There are days where my life is a cavalcade of boobs and today is just one such day. There are painters who can make you smile just by their name because you know you will be cheered up by whatever they have to show you. Are you feeling a bit gloomy on this cold February day? Well, let me whip out my Faleros to cheer you up…
|A Fairy Luis Ricardo Falero|
Sounding like a cross between a frozen dessert and that bit of music used by Torvill and Dean, Luis Ricardo Falero was a man who knew what he liked. He liked alabaster smooth nymphs, celestial bodies, witches and concubines, as long as they had their bosoms out and a backside that would not feel a chill on a winter’s day. I felt I needed to get to know him better…
Born in 1851, in Toledo, Spain, he was apparently the Duke of Labranzano, and was allowed to study watercolouring in London and painting in Paris before being shipped off to pursue a career in the Spanish Navy in 1866. Against his parent’s wishes, he quit the Navy, walking all the way back to Paris 1868 to return to his studies of art, which he combined with mechanical engineering and chemistry. The experiments he carried out studying the last two were so life threatening he decided to concentrate on the less fatal occupation of painting. His parents were so angry they refused to fund his studies and so he began to paint portraits to keep himself and moved on to subject paintings, often including astronomy and alchemy which were of great interest to him.
Not only did he produce canvases of these ‘celestial
bodies’ but he also illustrated the works of eminent astronomer Camille
Flammarion in such works as Uranie
and Histoire D’une Comète.
|The Moon Nymph|
I think what makes his astronomic images so arresting is the paleness of his models in contrast to the pitch of the sky, the flawless expanse of skin against the endless black of the night, these hyper-real pin-ups are perfection made rather lovely flesh.
Even in his pictures of witches and enchantresses, Falero cannot escape the need to make his women creamy and buxom. The lass above might be up to no good, but isn’t she pretty? However, from this subject came a painting with a difference. Possibly the most astonishing image he ever produced that strayed from this endless landscape of rolling flesh, it is certainly his most arresting…
|Witches Going to their Sabbath (1878)|
Almost too excessive in the amount of flesh on display, especially as some of the figures have started to attack each other, clawing and shoving. Look there is even a gentleman present! Lawks amercy! It is not a picture to come across by surprise as there are seventeen shades of ‘What the hell…?’ going on in this image. Disturbingly erotic doesn’t quite cover it, I think.
In the same vein, although less ‘grabby’ is Faust’s Dream, where the eponymous hero dreams of a tumble of lovely girls while the devil looks on. It is just this side of decent as there are some well-placed legs and hands to stop you seeing rather more than is good for your morals.

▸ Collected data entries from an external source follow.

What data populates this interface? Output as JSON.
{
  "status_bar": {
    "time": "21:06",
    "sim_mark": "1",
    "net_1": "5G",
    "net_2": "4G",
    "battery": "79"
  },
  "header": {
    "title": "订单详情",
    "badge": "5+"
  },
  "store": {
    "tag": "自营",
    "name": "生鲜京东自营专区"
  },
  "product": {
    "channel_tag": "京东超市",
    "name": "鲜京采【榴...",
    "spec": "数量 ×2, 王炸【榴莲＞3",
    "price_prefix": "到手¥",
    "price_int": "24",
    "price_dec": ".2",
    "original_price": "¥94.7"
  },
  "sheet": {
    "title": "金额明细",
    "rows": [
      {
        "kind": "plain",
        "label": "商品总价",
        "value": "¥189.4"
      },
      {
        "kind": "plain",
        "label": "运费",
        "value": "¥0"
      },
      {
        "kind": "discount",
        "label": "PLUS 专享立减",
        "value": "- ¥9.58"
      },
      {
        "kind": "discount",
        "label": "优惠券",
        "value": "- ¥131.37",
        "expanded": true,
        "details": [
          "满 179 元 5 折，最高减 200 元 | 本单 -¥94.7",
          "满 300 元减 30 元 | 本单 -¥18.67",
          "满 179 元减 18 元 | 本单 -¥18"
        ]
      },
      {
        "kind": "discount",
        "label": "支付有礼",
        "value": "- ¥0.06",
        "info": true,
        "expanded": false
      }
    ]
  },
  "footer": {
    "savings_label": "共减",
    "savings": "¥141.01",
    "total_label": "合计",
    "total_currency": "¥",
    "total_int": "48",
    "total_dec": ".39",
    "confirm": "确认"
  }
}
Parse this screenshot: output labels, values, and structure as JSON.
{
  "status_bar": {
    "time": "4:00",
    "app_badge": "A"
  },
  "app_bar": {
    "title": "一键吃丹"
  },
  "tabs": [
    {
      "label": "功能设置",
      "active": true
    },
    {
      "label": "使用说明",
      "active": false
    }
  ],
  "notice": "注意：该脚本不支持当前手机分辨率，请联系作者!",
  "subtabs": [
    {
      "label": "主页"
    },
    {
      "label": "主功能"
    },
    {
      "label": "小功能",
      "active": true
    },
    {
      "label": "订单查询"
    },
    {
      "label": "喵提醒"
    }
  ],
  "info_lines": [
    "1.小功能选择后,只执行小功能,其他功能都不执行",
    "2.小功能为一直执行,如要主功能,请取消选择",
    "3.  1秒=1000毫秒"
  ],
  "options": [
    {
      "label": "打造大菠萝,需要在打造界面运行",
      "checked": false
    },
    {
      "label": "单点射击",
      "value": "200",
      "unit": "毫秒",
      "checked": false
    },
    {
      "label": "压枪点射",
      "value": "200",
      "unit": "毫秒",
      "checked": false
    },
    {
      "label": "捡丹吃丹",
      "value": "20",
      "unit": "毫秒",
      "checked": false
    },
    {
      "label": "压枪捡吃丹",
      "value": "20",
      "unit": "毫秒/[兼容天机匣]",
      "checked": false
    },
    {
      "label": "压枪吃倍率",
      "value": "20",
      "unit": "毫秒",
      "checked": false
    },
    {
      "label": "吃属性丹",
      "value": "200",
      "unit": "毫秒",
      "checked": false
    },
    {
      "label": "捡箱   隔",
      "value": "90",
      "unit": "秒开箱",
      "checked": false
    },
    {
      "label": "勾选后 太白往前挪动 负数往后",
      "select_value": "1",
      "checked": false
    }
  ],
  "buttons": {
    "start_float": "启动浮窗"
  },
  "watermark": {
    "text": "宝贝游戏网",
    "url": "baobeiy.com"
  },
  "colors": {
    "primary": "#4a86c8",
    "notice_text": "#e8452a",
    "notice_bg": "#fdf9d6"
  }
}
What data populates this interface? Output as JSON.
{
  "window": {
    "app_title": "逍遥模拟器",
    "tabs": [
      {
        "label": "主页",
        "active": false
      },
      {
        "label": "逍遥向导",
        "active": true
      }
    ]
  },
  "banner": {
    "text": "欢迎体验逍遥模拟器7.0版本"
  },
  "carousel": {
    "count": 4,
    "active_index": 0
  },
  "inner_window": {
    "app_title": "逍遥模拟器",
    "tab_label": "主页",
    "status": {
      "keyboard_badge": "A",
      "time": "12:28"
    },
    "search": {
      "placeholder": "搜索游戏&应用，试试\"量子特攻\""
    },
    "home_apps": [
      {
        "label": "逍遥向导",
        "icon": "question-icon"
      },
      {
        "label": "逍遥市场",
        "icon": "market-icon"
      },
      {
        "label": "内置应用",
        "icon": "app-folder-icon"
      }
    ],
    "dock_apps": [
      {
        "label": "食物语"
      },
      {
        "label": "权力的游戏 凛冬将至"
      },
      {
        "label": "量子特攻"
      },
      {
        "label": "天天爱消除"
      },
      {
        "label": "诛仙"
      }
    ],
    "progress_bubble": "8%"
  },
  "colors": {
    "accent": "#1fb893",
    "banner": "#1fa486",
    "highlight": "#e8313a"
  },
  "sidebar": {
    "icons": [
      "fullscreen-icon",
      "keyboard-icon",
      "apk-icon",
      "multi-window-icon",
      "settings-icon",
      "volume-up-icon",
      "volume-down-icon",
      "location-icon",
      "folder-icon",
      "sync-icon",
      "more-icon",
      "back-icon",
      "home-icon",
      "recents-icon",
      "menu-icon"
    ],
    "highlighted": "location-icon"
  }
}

I love the way that the girls are holding on to each other and you have to spot the hold, which is sometimes innocent and sometimes less so.
When he moved to London towards the end of the 1880s, he married at Italian woman called Maria Cristina Spinelli, and they lived at 100 Fellows Road in Hampstead, an area seemingly full of artists, according to the 1891 census. He exhibited at the Royal Academy from 1889 to 1893, but The Times review of an exhibition of work in King Street in 1887 observed ‘the sensational nude pictures by which Signor Falero has gained perhaps more popularity than he deserves.’ Ouch.
|The Witches’ Sabbath|
In 1896, the artist was dragged into court by a young woman called Mary Harvey. The suit alleged that Falero seduced her when she was 17 and his housemaid, who also acted as model. When he discovered she was pregnant, he dismissed her. Miss Harvey won the case and was awarded five shillings per week in support of their child. This did not continue for long because in the December of the same year Falero died at University College Hospital, London, at the age of 45. He left his widow £1139 10s.
The only Falero I have ever had the pleasure of seeing in real life is The Butterfly which hangs on the wall at the Russell-Cotes in Bournemouth. Mr Walker (Curator/Husband) showed me a delightful letter that the museum received during the Second World War, where an American serviceman visited the museum and admired the picture so much he requested several postcards of the image to lift morale. It is magnificent in real life, the colours radiant and the figure of the very grown up fairy, very clear and vivid.